Sunday, 11 November 2018

Book Review - 'The Haunting of Hill House' by Shirley Jackson

2023 REREAD: Sure, after a while its slow pacing and nothing happening (much) become more apparent and at times grating, but I still could not get enough of 'The Haunting of Hill House' and its writing. It is oddly delightful, weird, addictive, hypnotic, and subconsciously creepy and unsettling. The moments and characters that don't make sense and are inconsistent were surely done intentionally.

I think I have more of an understanding and appreciation of Shirley Jackson and her work than I did before.

'The Haunting of Hill House' isn't outwardly or obviously scary. It is the quiet, subtle, atmospheric, psychological, hinging-on-madness, human kind of ghost story.

Read my original review below for more of my thoughts.

Final Score: 4.5/5





Original Review:



How I love this small haunted house tale.

I can't say what thousands have already analysed and discussed about 'The Haunting of Hill House' and its themes and metaphors. I will say, however, that it is delightfully creepy and imaginative. I don't get scared by books often, and this one didn't frighten me or make me nervous about things going bump in the night, but I found it to be thrilling and creative storytelling.

It is very psychological, slow in pace, yet simple and effortless both in writing and in narrative structure.
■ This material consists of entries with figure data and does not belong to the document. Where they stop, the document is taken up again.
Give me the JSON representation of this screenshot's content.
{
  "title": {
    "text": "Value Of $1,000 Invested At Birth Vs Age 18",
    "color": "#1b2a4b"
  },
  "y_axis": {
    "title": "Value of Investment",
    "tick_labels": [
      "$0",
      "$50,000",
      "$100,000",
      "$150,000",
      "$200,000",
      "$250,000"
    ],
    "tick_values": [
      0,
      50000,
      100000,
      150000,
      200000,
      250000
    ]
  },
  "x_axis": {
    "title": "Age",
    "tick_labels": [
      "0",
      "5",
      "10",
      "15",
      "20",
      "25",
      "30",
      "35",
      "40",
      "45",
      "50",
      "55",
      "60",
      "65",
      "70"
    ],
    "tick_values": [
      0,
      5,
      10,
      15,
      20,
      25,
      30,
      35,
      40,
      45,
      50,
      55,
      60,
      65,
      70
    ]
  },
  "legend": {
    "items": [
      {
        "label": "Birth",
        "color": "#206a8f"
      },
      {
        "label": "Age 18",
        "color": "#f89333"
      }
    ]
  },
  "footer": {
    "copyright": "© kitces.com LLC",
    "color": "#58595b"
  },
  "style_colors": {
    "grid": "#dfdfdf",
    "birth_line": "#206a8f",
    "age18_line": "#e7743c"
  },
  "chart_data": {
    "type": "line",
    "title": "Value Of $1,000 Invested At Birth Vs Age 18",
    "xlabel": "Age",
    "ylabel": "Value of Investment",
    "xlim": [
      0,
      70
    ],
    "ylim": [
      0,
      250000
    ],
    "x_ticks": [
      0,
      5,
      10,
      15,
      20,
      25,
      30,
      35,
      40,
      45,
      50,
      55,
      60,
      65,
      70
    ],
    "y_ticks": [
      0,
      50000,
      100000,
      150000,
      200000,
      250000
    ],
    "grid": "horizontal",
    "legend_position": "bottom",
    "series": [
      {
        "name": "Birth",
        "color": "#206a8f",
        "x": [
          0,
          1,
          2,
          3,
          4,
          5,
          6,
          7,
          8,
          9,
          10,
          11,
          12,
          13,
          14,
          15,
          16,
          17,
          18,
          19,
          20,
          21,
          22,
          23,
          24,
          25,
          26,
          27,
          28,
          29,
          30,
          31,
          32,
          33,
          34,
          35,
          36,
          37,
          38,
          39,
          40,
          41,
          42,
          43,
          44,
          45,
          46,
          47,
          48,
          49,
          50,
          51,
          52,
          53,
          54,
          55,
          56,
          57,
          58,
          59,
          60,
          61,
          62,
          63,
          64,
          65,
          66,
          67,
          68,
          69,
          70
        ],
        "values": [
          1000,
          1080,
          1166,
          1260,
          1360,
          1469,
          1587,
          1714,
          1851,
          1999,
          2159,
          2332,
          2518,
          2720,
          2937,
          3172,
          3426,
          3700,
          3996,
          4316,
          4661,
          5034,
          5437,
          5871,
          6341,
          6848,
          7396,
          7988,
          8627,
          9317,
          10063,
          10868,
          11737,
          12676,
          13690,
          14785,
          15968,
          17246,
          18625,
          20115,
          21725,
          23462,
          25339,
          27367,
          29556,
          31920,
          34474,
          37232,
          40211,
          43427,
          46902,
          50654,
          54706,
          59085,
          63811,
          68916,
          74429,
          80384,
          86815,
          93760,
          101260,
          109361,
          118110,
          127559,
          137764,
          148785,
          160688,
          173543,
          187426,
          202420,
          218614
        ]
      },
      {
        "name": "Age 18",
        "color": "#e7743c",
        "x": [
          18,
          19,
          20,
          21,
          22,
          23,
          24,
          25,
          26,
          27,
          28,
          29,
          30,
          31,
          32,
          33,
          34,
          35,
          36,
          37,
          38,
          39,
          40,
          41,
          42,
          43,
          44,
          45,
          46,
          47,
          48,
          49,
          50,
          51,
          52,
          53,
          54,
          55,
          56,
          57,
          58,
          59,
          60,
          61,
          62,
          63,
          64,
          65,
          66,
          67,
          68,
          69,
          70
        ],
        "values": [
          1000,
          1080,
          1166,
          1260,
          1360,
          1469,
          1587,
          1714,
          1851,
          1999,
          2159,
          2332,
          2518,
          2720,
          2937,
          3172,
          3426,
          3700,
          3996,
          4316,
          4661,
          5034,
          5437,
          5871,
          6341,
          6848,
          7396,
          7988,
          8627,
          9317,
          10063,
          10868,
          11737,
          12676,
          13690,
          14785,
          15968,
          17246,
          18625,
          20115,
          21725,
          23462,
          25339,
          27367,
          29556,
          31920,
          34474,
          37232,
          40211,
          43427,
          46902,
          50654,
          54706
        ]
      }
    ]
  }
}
Shirley Jackson's writing is delicious, addictive, innovative, stimulating, fluid and flowing - the haunted house and ghost story can be read in at least two days.

I adore the characters and their banter and thoughts discussed in Hill House. There's the lonely and socially-awkward Eleanor Vance, the colourful, playful, funny and daring Theodora (a woman ahead of her time, to be sure), the jack-the-lad and future inheritor of Hill House, Luke Sanderson, and Doctor John Montague, who has brought these people to this old, supposedly evil, disjointed, and "wrong" house hidden on top of a hill, surrounded by trees, for a paranormal experiment. Mrs Dudley, the caretaker's wife, is stiff and creepy as heck too.

Eleanor. Oh wispy, capricious Eleanor. Yearning to belong somewhere and have a home to call her own, unconscionably craving attention, and friends she'll end up despising at a drop of a hat; she might become the most susceptible to Hill House's terrible power. Before she even sees the house, the reader knows her mind; that she is lonely, yet hateful towards anyone she doesn't fully agree with and connect to, and that she is prone to flights of fancy and wish-fulfilment imaginings.

By the house's morbid influence, or her own fragile, frail mind fighting for or against it, she might even become a part of the house itself.

Eleanor IS the house.

That is all I'll say.

Except that Eleanor and Theodora are totally in love with each other. It's barely subtext, and it creates an interesting dynamic between the two as they explore the house and its surroundings together. Hill House peels back the surface and forces the truth out of its inhabitants eventually.

Sexual awakening and freedom in isolation from repression and inhibitions in 1950s American society, especially for women - now there is a metaphor out of a myriad of interpretations to sink your teeth into.

'The Haunting of Hill House' is such a good story. The writing is lovely and clever, the characters are great and three-dimensional, and the set pieces are masterfully crafted. Nothing is forgotten about or wasted.

Ethereal, beautiful, eerie and tragic, this haunted house story, that delves deep into the troubled human psychosis, is a wonderful treat.

It's healthy to have flights of fancy and childlike ideas. But one can drink from the cup full of stars too deeply, for too long. Sinking into self-importance, and the dark void of madness where there are no longer any bright stars to be seen...

Now I just need to see the sixties' film adaptation.